To pull the abstract argument into a concrete vignette Macedo drew on his earlier run as director-general of the AT (Autoridade Tributária e Aduaneira, Tax and Customs Authority), recalling that he had once tried to promote a high-performing female deputy to a director-level role and the candidate had declined the offer because the promotion carried no salary increase — the ceiling above her grade was already saturated. "Quando dizemos mal da Administração Pública temos de saber se estamos disponíveis para pagar mais aos dirigentes" (when we badmouth the Public Administration we have to be willing to pay its managers more), he told the ACEGE audience, turning the personnel-policy point into a political one.

The broader Macedo prescription has three planks. The first is the statutory de-indexation itself — a legislative carve-out of the senior civil-service pay scale from the Primeiro-Ministro reference line, replaced by an independent benchmark against private-sector and competitor-state functional equivalents. The second is a meaningful variable-pay component tied to operational targets, the kind of incentive layer that the Sociedades Anónimas (Joint-Stock Companies) of the state-owned enterprise perimeter already run but the core ministry grid does not. The third is a faster promotion mechanic, with bonus authorisations that do not need to clear the multi-month Direção-Geral da Administração e do Emprego Público (Directorate-General of Administration and Public Employment, DGAEP) review cycle that today stalls performance-pay decisions inside individual ministries.

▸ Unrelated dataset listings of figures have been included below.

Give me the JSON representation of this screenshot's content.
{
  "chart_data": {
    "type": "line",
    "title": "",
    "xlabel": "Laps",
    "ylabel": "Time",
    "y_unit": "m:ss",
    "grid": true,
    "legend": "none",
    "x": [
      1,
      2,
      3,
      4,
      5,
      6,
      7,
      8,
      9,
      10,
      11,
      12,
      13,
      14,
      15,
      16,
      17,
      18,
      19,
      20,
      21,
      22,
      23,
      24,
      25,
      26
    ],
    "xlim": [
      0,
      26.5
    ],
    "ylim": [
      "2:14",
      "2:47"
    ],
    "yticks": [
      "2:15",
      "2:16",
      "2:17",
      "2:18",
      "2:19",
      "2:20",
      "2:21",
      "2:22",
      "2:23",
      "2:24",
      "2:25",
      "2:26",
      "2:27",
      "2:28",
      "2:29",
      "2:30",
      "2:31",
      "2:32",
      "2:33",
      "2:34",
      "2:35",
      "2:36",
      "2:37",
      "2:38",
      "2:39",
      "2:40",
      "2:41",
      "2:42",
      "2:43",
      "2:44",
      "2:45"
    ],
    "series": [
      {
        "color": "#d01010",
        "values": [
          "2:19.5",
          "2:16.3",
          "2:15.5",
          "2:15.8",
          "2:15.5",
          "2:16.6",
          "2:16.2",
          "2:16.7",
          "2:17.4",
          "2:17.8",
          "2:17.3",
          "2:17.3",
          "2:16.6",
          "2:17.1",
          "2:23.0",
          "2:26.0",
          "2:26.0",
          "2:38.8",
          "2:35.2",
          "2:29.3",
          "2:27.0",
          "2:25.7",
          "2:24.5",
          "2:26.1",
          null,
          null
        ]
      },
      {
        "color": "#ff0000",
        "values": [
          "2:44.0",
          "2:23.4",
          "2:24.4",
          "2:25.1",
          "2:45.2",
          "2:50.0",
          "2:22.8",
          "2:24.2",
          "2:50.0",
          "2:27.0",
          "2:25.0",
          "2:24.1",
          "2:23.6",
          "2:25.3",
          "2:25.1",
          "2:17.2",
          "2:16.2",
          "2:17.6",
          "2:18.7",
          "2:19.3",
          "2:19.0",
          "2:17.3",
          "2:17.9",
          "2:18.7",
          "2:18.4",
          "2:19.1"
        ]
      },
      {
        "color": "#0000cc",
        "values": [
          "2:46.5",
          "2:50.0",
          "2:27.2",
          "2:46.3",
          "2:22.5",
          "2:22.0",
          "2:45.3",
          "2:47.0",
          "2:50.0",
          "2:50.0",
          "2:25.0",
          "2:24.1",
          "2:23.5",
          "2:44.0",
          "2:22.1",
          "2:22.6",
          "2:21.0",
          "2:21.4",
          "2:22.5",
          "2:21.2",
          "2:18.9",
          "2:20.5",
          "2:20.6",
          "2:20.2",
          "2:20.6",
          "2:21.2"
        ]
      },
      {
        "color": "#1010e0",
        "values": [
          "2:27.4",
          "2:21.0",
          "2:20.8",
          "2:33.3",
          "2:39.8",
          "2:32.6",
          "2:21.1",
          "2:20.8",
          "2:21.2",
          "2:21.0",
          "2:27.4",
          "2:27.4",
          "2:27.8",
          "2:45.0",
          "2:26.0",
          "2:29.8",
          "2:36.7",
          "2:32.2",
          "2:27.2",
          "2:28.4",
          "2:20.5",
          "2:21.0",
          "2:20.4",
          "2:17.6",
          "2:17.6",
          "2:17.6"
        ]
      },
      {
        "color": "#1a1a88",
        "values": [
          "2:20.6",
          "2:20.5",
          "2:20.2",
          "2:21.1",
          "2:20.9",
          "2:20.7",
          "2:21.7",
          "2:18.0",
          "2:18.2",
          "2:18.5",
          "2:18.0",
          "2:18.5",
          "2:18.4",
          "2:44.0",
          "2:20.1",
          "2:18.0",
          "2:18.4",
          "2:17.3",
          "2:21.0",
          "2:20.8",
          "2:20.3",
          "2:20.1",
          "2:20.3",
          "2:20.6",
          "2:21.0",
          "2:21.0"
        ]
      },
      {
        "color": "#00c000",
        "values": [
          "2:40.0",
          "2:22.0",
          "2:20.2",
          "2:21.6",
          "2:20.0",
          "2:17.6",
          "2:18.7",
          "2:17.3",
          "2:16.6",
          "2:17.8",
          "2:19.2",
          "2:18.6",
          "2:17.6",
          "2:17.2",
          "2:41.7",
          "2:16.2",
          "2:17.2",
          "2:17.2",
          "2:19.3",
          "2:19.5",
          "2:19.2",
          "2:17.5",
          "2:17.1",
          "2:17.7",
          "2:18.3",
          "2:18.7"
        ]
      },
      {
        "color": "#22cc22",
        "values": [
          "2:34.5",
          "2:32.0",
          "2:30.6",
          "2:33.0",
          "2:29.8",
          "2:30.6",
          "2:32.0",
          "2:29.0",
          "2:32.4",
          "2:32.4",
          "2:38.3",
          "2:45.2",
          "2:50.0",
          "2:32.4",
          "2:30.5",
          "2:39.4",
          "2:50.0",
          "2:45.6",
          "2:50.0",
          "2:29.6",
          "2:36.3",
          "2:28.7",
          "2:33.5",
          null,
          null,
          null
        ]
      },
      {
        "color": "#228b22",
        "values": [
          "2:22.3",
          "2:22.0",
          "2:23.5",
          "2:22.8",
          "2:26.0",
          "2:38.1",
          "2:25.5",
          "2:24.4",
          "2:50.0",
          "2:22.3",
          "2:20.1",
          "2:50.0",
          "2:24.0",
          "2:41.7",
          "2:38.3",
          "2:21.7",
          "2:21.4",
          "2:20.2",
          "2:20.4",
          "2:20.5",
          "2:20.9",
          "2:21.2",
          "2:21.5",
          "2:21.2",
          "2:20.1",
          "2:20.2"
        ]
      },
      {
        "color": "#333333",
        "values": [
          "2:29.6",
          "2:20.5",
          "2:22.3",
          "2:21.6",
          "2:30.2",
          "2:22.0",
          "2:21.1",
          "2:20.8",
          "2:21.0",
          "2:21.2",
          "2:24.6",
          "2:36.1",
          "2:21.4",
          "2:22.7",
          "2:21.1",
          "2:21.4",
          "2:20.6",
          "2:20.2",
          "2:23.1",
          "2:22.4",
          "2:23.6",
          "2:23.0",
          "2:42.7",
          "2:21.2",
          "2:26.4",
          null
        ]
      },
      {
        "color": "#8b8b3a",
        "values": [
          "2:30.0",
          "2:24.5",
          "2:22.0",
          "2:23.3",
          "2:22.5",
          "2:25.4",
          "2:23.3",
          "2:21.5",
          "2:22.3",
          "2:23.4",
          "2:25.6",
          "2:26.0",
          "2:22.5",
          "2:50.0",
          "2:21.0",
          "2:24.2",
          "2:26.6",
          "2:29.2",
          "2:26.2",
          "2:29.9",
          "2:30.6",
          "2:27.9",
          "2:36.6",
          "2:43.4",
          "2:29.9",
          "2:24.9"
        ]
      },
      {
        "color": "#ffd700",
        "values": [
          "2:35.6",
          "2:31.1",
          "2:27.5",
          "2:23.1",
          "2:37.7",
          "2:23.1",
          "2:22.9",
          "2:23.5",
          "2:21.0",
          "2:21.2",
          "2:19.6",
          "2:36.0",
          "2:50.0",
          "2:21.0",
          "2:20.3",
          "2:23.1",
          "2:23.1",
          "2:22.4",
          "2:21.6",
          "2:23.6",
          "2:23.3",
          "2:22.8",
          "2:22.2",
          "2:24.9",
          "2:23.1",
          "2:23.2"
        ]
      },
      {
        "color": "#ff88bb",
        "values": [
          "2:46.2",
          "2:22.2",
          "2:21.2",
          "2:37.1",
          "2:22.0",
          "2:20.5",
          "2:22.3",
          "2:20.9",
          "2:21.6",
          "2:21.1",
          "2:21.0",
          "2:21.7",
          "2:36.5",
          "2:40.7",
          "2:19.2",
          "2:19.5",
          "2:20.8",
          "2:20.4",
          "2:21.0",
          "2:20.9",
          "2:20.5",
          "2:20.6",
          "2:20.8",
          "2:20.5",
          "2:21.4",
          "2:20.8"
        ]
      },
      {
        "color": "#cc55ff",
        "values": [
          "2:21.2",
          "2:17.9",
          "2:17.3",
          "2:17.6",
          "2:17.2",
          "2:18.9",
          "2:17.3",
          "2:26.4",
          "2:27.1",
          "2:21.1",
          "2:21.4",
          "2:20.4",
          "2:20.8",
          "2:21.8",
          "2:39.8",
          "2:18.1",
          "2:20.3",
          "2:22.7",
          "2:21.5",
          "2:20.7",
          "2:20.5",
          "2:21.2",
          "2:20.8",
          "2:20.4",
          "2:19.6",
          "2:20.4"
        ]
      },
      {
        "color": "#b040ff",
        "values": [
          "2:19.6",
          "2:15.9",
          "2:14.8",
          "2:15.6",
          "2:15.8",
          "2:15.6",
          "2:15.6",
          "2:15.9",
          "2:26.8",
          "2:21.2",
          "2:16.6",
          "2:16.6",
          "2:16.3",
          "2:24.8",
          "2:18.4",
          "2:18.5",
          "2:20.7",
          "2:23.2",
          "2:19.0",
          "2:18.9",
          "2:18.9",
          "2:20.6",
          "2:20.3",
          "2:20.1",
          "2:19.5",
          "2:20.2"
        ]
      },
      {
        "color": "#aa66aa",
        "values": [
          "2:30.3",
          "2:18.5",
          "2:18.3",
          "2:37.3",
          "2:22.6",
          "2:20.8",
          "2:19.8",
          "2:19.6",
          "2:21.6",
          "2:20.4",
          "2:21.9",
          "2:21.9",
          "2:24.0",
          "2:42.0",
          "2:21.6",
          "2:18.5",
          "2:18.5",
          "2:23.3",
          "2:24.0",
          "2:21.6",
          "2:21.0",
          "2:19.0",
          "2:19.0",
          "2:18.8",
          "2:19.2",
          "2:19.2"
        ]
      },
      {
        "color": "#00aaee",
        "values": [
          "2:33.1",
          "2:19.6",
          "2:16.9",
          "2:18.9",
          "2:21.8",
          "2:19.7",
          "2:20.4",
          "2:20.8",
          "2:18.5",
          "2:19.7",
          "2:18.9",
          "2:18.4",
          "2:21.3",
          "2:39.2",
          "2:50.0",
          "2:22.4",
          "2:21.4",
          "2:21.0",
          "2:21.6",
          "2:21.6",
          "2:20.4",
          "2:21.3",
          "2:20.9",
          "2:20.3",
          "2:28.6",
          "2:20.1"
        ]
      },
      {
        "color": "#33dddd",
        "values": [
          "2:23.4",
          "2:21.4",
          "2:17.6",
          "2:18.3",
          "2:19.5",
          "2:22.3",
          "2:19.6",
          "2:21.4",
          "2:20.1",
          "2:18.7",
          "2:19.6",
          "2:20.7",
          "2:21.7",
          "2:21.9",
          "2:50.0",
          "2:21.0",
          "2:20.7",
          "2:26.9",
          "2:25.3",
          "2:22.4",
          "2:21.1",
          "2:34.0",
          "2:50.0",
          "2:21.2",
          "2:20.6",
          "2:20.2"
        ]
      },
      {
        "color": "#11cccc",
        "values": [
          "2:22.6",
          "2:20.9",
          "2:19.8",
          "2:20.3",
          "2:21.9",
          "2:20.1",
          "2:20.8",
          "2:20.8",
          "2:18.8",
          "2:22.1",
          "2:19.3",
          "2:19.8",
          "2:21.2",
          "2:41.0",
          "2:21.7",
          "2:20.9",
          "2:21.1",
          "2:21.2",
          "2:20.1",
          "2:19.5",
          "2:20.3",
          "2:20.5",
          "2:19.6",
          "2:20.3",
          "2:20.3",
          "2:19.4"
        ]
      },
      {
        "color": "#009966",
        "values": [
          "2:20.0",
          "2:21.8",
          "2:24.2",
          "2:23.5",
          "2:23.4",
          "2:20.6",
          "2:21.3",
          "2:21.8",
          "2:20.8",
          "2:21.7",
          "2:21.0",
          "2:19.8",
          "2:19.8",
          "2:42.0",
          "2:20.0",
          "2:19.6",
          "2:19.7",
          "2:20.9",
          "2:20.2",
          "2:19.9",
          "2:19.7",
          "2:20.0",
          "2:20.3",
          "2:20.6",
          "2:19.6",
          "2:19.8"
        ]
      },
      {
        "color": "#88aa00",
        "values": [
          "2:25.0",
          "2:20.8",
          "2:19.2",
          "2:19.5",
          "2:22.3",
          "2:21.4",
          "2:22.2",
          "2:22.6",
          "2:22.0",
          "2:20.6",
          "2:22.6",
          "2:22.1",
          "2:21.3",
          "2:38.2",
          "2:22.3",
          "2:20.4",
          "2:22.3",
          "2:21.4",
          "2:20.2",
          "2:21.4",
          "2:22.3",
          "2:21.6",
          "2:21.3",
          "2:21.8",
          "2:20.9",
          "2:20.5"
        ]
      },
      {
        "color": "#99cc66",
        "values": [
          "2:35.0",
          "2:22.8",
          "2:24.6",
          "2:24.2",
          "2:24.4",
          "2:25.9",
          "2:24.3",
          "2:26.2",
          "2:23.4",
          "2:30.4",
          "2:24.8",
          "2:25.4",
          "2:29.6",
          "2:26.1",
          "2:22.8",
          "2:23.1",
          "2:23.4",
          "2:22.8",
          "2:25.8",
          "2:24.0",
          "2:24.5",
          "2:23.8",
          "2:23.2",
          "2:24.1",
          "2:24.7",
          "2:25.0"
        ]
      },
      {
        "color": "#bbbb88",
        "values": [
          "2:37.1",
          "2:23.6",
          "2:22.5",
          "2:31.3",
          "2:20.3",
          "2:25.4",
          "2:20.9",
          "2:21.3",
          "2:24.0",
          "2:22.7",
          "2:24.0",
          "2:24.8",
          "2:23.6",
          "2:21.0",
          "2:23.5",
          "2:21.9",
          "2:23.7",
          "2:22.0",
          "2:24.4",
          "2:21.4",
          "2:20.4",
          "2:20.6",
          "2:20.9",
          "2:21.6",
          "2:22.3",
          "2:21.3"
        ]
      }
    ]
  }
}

The political pickup will be the question. Decoupling senior civil-service pay from politicians' salaries is technically achievable inside an Orçamento do Estado (State Budget, OE) amendment, but raising the senior-management envelope without simultaneously moving the politician line is the kind of optics fight that has historically derailed equivalent attempts under Passos Coelho, António Costa and Luís Montenegro. With Helena Borges's AT and Mário Centeno's outgoing Bank of Portugal team both publicly losing senior staff to private practice through 2025, the Macedo intervention reframes a salary debate as a state-capacity one.